Purzelbäume auf der Rechten

Italiens Neofaschisten vor der Spaltung / Flügel tief zerstritten / Starke Sprüche ersetzen schlüssige Konzepte zum Wählerfang / Suche nach Bündnispartnern  ■ Aus Rom Werner Raith

Eine klare Spaltung kennzeichnete die Neuwahl ins Präsidium des Zentralkomitees der italienischen Neofaschisten „Movimento Sociale Italiano / Destra Nazionale“ (MSI/DN). Nachdem am Samstag der vom neuen Generalsekretariat vorgeschlagene Altfaschist Pino Romualdi gegen den ebenfalls schon recht betagten, in den USA geborenen Nostalgie-Faschisten Franco Servello durchgefallen war, bekam auch der eilig wieder aktivierte vormalige Generalsekretär Giorgio Almirante nur eine knappe Mehrheit als Präsident des ZK.

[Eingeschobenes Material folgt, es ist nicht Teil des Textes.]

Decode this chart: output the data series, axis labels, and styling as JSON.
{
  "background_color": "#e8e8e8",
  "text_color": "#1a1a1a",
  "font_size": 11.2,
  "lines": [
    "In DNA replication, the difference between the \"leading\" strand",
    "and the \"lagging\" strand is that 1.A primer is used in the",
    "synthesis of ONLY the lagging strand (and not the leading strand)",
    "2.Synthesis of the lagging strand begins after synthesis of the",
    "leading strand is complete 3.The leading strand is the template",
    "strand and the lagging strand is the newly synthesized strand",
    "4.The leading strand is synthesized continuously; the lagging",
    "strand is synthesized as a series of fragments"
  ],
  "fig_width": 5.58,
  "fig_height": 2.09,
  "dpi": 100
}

Nach einem seit Jahren kontinuierlichen Niedergang bei Wahlen sieht sich die Partei ohne rechte Zukunftsperspektiven. Der von Almirante mühsam mit knapper Mehrheit vor vier Wochen durch gesetzte 35jährige Generalsekretär Gianfranco Fini hält sich nur mit ideologischen Purzelbäumen. So erklärte er einerseits den Mussolini-Faschismus zum „allenfalls noch historischen Bezugspunkt“, der ansonsten „zu den Akten gelegt“ sei, und bemüht sich um Allianzen mit Katholiken, mit denen er den Kampf gegen die Abtreibung führen will, und den Arbeitslosen, denen er „Italianisierung der Arbeitswelt“ verspricht. Verprellen will er aber andererseits auch die alten Kämpfer nicht, und so reklamiert er schnell wieder „das Recht, sich auf den Faschismus als das Beste für Italien überhaupt“ zu beziehen. Sein neugewählter Widerpart Servello wiederum hat mit Allianzen, zu wem auch immer, nichts am Hut – „alle Antworten auf die Fragen unserer Gesellschaft findet man im Faschismus selbst“.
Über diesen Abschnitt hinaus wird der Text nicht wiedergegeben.